Issue (i): Whether freight charges formed part of the sale price and were deductible under rule 5(1)(g) of the Turnover and Assessment Rules.
Analysis: The deduction under rule 5(1)(g) was available only where freight was specified and charged separately without being included in the price of the goods sold. On the admitted facts, the price was inclusive of railway freight and the freight was later shown as a separate item. That arrangement did not satisfy the rule, because the freight formed an integral part of the consideration for the sale and therefore of the turnover. Mere maintenance of a separate freight account did not alter the character of the receipt.
Conclusion: The claim for deduction of freight charges failed and was rightly disallowed, against the assessee.
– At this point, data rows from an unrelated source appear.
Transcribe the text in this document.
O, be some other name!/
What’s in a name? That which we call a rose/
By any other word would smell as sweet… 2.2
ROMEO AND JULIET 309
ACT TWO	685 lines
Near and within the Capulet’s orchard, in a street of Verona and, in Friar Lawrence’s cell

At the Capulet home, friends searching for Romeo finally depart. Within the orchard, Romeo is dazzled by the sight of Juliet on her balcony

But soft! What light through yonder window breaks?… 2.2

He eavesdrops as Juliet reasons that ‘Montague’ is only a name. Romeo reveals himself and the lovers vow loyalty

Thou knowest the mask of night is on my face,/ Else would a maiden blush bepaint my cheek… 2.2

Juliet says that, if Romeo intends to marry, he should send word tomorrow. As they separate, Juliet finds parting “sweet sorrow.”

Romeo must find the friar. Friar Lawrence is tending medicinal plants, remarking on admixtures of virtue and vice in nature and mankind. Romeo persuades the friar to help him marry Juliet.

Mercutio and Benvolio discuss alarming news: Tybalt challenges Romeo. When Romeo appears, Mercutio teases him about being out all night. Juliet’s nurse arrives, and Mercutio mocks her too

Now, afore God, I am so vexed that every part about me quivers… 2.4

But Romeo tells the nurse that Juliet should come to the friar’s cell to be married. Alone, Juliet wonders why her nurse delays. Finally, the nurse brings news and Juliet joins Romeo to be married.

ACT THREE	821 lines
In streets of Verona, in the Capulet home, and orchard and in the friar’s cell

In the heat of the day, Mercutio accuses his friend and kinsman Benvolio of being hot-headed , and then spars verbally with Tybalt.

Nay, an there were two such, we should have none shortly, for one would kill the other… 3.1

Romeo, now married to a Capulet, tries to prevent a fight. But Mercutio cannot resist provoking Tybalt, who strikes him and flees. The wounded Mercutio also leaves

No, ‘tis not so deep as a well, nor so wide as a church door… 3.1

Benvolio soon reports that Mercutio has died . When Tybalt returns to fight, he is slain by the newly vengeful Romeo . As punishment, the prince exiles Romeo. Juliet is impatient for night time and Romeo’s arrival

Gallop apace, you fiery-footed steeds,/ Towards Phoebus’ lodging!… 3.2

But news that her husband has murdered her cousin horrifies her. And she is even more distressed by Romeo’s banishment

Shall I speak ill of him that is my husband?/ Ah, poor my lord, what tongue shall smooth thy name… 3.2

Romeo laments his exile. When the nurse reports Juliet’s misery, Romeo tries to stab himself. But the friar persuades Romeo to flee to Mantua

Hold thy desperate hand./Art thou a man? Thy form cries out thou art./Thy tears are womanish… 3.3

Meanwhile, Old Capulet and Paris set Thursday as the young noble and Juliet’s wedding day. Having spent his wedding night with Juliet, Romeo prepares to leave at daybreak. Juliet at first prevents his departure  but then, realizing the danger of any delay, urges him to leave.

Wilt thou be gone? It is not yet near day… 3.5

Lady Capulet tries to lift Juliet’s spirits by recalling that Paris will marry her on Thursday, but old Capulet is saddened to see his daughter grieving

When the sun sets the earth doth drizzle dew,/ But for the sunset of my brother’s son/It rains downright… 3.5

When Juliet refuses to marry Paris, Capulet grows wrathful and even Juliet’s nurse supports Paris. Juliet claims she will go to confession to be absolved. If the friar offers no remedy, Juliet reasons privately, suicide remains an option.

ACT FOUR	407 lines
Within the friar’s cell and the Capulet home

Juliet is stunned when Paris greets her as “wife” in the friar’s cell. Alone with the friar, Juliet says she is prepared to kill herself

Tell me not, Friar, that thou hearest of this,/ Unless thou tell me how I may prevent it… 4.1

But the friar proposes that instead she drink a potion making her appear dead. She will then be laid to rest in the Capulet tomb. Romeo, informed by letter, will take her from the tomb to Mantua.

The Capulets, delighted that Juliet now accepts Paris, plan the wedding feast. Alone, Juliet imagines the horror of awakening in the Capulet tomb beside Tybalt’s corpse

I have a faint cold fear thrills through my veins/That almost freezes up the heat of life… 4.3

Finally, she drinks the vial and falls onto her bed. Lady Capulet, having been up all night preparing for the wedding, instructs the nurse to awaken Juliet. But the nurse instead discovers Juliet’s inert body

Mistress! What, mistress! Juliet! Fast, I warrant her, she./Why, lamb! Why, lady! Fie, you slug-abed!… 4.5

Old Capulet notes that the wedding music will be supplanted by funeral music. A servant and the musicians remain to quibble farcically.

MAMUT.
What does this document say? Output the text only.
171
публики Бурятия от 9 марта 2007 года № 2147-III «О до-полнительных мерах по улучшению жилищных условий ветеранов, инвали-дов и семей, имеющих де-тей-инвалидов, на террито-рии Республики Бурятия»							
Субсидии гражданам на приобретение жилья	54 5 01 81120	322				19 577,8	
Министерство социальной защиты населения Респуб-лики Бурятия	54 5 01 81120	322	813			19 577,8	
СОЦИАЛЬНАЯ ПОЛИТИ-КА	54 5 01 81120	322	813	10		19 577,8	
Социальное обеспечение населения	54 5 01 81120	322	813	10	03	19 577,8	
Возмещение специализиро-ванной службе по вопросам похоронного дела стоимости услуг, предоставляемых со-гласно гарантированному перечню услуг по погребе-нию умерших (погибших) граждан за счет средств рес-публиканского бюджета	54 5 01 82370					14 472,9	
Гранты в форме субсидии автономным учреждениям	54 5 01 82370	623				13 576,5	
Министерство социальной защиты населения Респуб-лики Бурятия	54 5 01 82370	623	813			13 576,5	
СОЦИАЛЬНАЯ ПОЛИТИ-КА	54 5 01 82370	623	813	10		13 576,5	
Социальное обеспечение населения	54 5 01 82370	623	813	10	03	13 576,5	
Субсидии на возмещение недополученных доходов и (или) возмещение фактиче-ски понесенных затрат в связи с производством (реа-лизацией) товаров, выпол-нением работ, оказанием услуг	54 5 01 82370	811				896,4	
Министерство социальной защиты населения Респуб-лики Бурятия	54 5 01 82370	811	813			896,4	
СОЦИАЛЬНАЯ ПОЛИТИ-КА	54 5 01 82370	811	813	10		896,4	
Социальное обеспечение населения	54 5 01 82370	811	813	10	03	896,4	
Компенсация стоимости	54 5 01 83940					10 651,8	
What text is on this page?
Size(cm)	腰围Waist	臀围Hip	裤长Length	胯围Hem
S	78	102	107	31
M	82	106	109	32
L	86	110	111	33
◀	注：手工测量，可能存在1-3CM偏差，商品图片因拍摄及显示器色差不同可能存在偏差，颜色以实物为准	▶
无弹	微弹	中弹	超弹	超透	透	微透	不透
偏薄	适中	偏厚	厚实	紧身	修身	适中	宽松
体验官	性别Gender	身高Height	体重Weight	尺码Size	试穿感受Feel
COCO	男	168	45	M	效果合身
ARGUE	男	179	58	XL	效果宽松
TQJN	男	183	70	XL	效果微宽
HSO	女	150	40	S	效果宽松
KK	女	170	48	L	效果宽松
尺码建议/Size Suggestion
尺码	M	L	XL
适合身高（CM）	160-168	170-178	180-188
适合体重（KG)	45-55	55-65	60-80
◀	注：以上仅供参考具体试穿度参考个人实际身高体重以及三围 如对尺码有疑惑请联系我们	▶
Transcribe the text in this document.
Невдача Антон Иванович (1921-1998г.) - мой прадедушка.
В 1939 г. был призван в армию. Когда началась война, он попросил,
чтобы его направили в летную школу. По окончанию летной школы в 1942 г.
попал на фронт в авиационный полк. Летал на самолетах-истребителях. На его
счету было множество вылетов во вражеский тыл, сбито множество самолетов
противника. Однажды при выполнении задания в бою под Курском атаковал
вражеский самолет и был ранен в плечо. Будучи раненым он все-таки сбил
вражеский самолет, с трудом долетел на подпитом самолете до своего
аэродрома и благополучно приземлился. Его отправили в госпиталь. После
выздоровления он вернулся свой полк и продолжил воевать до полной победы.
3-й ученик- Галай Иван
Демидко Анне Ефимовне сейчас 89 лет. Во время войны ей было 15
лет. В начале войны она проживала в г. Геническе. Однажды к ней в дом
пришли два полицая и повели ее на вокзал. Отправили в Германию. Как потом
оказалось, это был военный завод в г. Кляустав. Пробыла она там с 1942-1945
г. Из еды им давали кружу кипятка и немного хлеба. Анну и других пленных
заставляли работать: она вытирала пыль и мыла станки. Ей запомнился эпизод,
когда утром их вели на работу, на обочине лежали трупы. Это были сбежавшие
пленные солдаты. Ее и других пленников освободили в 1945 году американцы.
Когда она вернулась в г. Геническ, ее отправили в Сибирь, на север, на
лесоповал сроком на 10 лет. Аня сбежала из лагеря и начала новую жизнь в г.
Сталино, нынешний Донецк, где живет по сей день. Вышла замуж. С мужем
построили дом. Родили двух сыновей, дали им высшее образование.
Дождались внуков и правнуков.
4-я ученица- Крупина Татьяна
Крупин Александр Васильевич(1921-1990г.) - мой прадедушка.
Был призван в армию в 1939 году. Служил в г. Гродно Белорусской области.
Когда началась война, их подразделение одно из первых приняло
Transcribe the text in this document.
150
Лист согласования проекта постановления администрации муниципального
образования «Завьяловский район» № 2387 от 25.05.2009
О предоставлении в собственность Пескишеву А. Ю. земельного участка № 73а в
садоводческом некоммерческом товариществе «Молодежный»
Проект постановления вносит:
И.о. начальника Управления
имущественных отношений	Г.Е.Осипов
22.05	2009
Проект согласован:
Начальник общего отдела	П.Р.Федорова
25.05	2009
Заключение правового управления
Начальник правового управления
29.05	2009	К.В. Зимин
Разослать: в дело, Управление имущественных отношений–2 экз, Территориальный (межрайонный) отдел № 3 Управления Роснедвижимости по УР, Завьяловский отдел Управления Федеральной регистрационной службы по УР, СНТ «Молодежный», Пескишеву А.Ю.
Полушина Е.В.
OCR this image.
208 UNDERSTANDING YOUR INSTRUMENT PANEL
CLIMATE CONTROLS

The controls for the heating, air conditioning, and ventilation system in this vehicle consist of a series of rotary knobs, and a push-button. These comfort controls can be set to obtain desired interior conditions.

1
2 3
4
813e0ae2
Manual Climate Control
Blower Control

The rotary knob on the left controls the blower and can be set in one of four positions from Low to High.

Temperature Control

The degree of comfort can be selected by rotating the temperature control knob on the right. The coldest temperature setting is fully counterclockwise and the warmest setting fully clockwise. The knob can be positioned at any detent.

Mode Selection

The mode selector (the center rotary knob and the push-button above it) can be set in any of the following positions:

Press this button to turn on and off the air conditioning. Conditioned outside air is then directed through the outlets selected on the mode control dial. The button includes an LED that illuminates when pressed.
Issue (ii): Whether hydrogenated groundnut oil, commonly known as Vanaspathi, was "oil" within rule 18(2) so as to qualify for deduction of the value of groundnuts converted into such oil.
Analysis: Rule 18(2) granted deduction to a manufacturer of groundnut oil and cake for the value of groundnuts purchased and converted into oil and cake. The question was whether hydrogenated groundnut oil remained the same commodity as groundnut oil. The process of hydrogenation materially altered the chemical composition and physical qualities of the original oil, producing a different product in commercial and ordinary understanding. The surrounding notifications and control orders also treated hydrogenated oil as a product of vegetable oil rather than the same commodity in its original form. Exemption provisions could not be extended beyond their express language.
Conclusion: Hydrogenated groundnut oil was not groundnut oil within rule 18(2), so the deduction was not allowable, against the assessee.
Final Conclusion: The revision petition failed in entirety, and the assessment disallowances were sustained.
Ratio Decidendi: A claim to tax deduction or exemption must fall strictly within the language of the provision, and a commodity that has undergone a material chemical transformation into a commercially distinct product is not the same commodity for the purpose of a deduction limited to the original article.